Колин Маккалоу - Женщины Цезаря
Помпей слушал со скучающим видом, на лице Цезаря было раздражающее выражение, словно все происходящее его развлекает.
— Мне все равно, — сказал Помпей. — Я внес предложение из наилучших побуждений. Если Сенат Рима должен сохранить свое традиционное право распределять провинции губернаторам, тогда ему лучше сделать это. Вы можете игнорировать меня, почтенные отцы. Как вам угодно! Но если вы это сделаете, Публий Ватиний решит проблему на Плебейском собрании и плебс отдаст Галлию Гаю Цезарю. Я лишь утверждаю, что лучше сделать это вам, чем предоставить решение плебсу. Если вы назначите Гая Цезаря в Галлию, тогда контроль за ситуацией останется за вами. Вы можете возобновлять его назначение в первый день каждого нового года — или нет, как захотите. Но если вопрос о назначении Цезаря решится плебсом, Гай Цезарь будет управлять Дальней Галлией пять лет. Вы этого хотите? Каждый раз, когда плебс проводит закон в той сфере, которая раньше была прерогативой Сената, — всякий раз он чуть-чуть откусывает от власти Сената. Мне-то все равно! Вам решать!

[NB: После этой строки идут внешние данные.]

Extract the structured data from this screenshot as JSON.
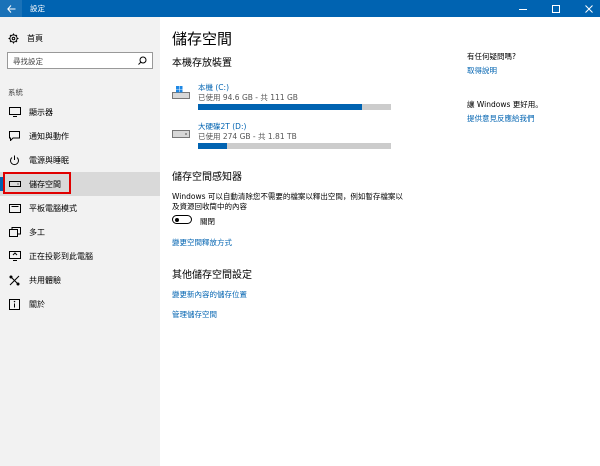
{
  "window": {
    "title": "設定",
    "back_icon": "back-arrow-icon",
    "controls": [
      "minimize-icon",
      "maximize-icon",
      "close-icon"
    ]
  },
  "colors": {
    "accent": "#0063b1",
    "sidebar_bg": "#f2f2f2",
    "selected_bg": "#d9d9d9",
    "highlight_box": "#e00000"
  },
  "sidebar": {
    "home": {
      "label": "首頁",
      "icon": "gear-icon"
    },
    "search": {
      "placeholder": "尋找設定",
      "icon": "search-icon"
    },
    "section_label": "系統",
    "items": [
      {
        "label": "顯示器",
        "icon": "monitor-icon",
        "selected": false
      },
      {
        "label": "通知與動作",
        "icon": "notification-icon",
        "selected": false
      },
      {
        "label": "電源與睡眠",
        "icon": "power-icon",
        "selected": false
      },
      {
        "label": "儲存空間",
        "icon": "storage-icon",
        "selected": true
      },
      {
        "label": "平板電腦模式",
        "icon": "tablet-icon",
        "selected": false
      },
      {
        "label": "多工",
        "icon": "multitask-icon",
        "selected": false
      },
      {
        "label": "正在投影到此電腦",
        "icon": "project-icon",
        "selected": false
      },
      {
        "label": "共用體驗",
        "icon": "shared-icon",
        "selected": false
      },
      {
        "label": "關於",
        "icon": "info-icon",
        "selected": false
      }
    ]
  },
  "main": {
    "title": "儲存空間",
    "local_storage": {
      "heading": "本機存放裝置",
      "drives": [
        {
          "name": "本機 (C:)",
          "usage": "已使用 94.6 GB - 共 111 GB",
          "used_fraction": 0.852,
          "icon": "windows-drive-icon"
        },
        {
          "name": "大硬碟2T (D:)",
          "usage": "已使用 274 GB - 共 1.81 TB",
          "used_fraction": 0.148,
          "icon": "drive-icon"
        }
      ]
    },
    "storage_sense": {
      "heading": "儲存空間感知器",
      "description": "Windows 可以自動清除您不需要的檔案以釋出空間，例如暫存檔案以及資源回收筒中的內容",
      "toggle_state": "關閉",
      "link": "變更空間釋放方式"
    },
    "more_settings": {
      "heading": "其他儲存空間設定",
      "links": [
        "變更新內容的儲存位置",
        "管理儲存空間"
      ]
    }
  },
  "right": {
    "question": "有任何疑問嗎?",
    "help_link": "取得說明",
    "improve": "讓 Windows 更好用。",
    "feedback_link": "提供意見反應給我們"
  }
}
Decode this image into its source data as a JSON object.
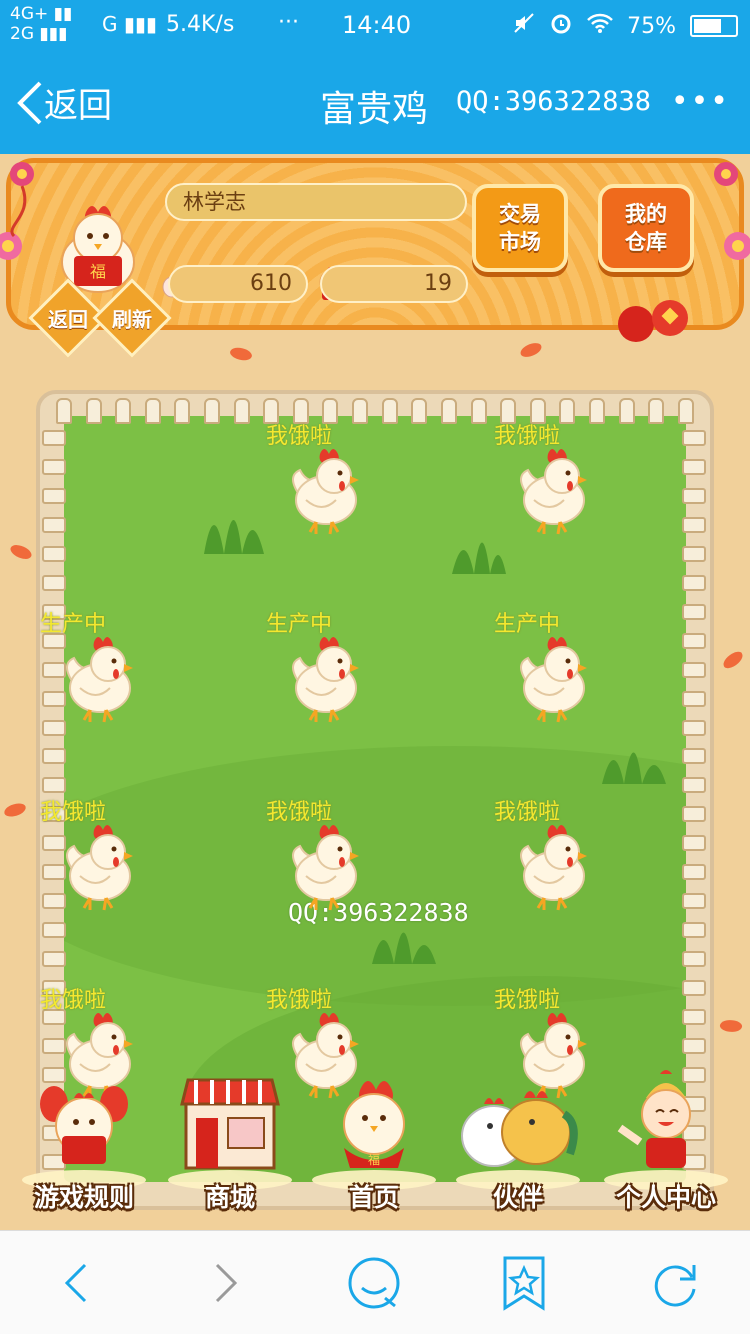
{
  "status_bar": {
    "network_top": "4G+",
    "network_bottom": "2G",
    "sim2": "G",
    "speed": "5.4K/s",
    "dots": "···",
    "time": "14:40",
    "battery": "75%",
    "battery_level": 0.75
  },
  "nav": {
    "back_label": "返回",
    "title": "富贵鸡",
    "qq": "QQ:396322838",
    "more": "•••"
  },
  "profile": {
    "name": "林学志",
    "eggs": "610",
    "chickens": "19"
  },
  "buttons": {
    "market": "交易市场",
    "store": "我的仓库",
    "return": "返回",
    "refresh": "刷新"
  },
  "farm": {
    "watermark": "QQ:396322838",
    "slots": [
      {
        "status": ""
      },
      {
        "status": "我饿啦"
      },
      {
        "status": "我饿啦"
      },
      {
        "status": "生产中"
      },
      {
        "status": "生产中"
      },
      {
        "status": "生产中"
      },
      {
        "status": "我饿啦"
      },
      {
        "status": "我饿啦"
      },
      {
        "status": "我饿啦"
      },
      {
        "status": "我饿啦"
      },
      {
        "status": "我饿啦"
      },
      {
        "status": "我饿啦"
      }
    ]
  },
  "dock": {
    "rules": "游戏规则",
    "shop": "商城",
    "home": "首页",
    "partner": "伙伴",
    "profile": "个人中心"
  },
  "colors": {
    "nav_bg": "#1aa7e8",
    "grass": "#7cc045",
    "status_text": "#f4e82f",
    "panel_orange": "#f39a16"
  }
}
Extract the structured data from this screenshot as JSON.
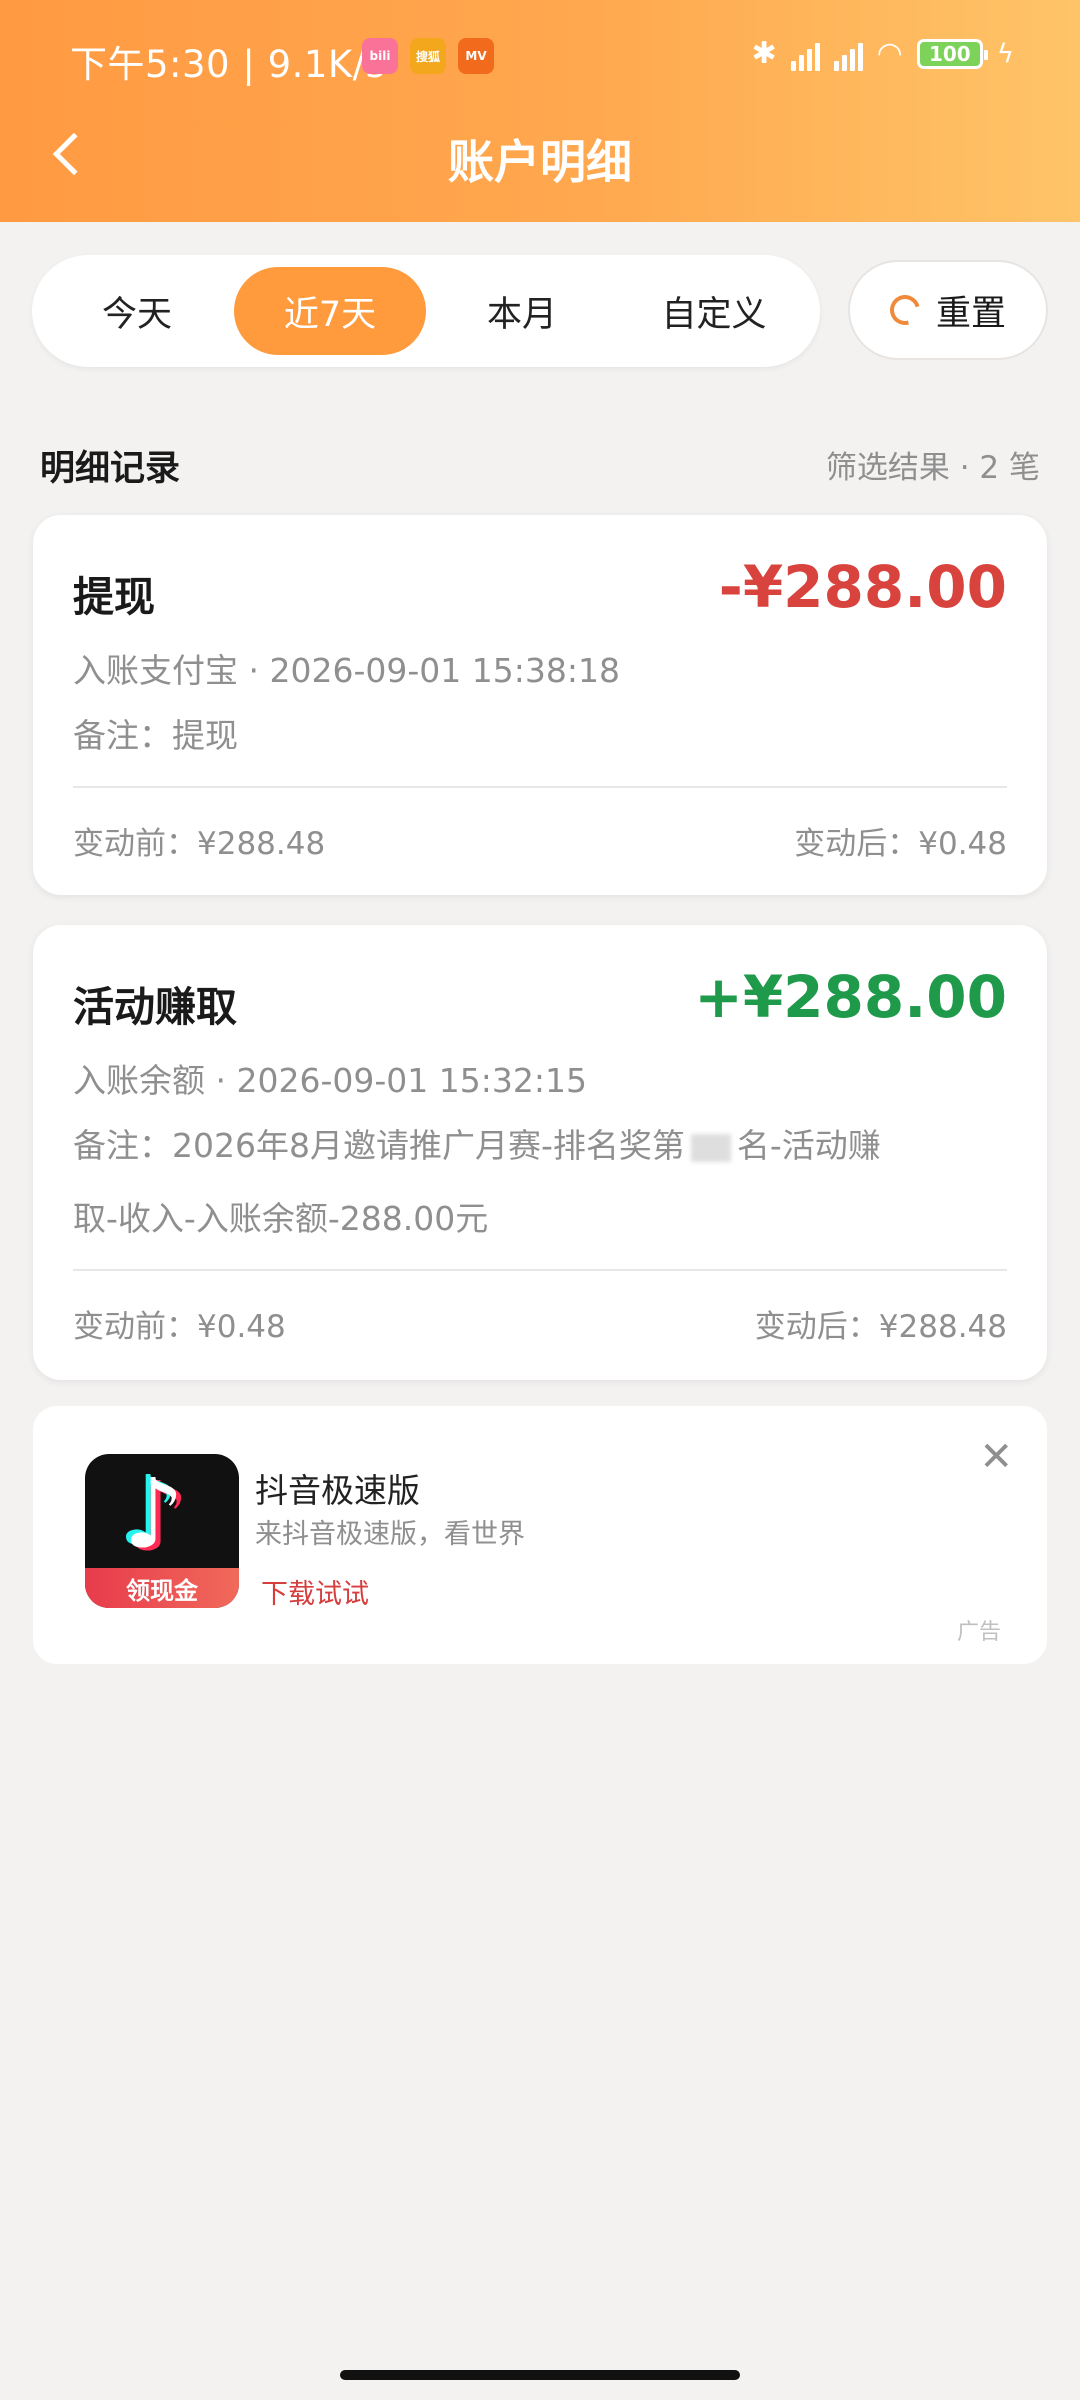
{
  "status_bar": {
    "time": "下午5:30 | 9.1K/s",
    "apps": [
      {
        "icon": "bilibili-app-icon",
        "label": "bili",
        "color": "#fb7299"
      },
      {
        "icon": "sohu-app-icon",
        "label": "搜狐",
        "color": "#f2a71c"
      },
      {
        "icon": "mgtv-app-icon",
        "label": "MV",
        "color": "#f26a1b"
      }
    ],
    "battery": "100"
  },
  "header": {
    "title": "账户明细",
    "back_icon": "chevron-left-icon"
  },
  "filters": {
    "tabs": [
      "今天",
      "近7天",
      "本月",
      "自定义"
    ],
    "active_index": 1,
    "reset_label": "重置",
    "accent_color": "#ff9a3d"
  },
  "section": {
    "title": "明细记录",
    "count_text": "筛选结果 · 2 笔"
  },
  "records": [
    {
      "title": "提现",
      "amount": "-¥288.00",
      "meta": "入账支付宝 · 2026-09-01 15:38:18",
      "note": "备注：提现",
      "before": "变动前：¥288.48",
      "after": "变动后：¥0.48"
    },
    {
      "title": "活动赚取",
      "amount": "+¥288.00",
      "meta": "入账余额 · 2026-09-01 15:32:15",
      "note_part1": "备注：2026年8月邀请推广月赛-排名奖第",
      "note_part2": "名-活动赚",
      "note_line2": "取-收入-入账余额-288.00元",
      "before": "变动前：¥0.48",
      "after": "变动后：¥288.48"
    }
  ],
  "ad": {
    "title": "抖音极速版",
    "desc": "来抖音极速版，看世界",
    "cta": "下载试试",
    "logo_badge": "领现金",
    "tag": "广告",
    "close_icon": "close-icon"
  }
}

Это была лучшая речь Помпея, простая, нелакированная, что послужило только на пользу. Палата подумала над тем, что он сказал, оценила правоту его слов и проголосовала за то, чтобы дать старшему консулу провинцию Галлия на один год, считая с первого дня следующего года. Возможность продления срока будет решать Сенат.
— Вы глупцы! — визжал Катон после голосования. — Полные глупцы! Несколько мгновений назад у него было три легиона, а теперь вы вручили ему четыре! Четыре легиона, три из которых — ветераны! И что этот негодяй Цезарь будет делать с ними? Использует их, чтобы успокоить свои провинции? Нет! Он двинется с ними на Италию, на Рим, чтобы сделаться царем Рима!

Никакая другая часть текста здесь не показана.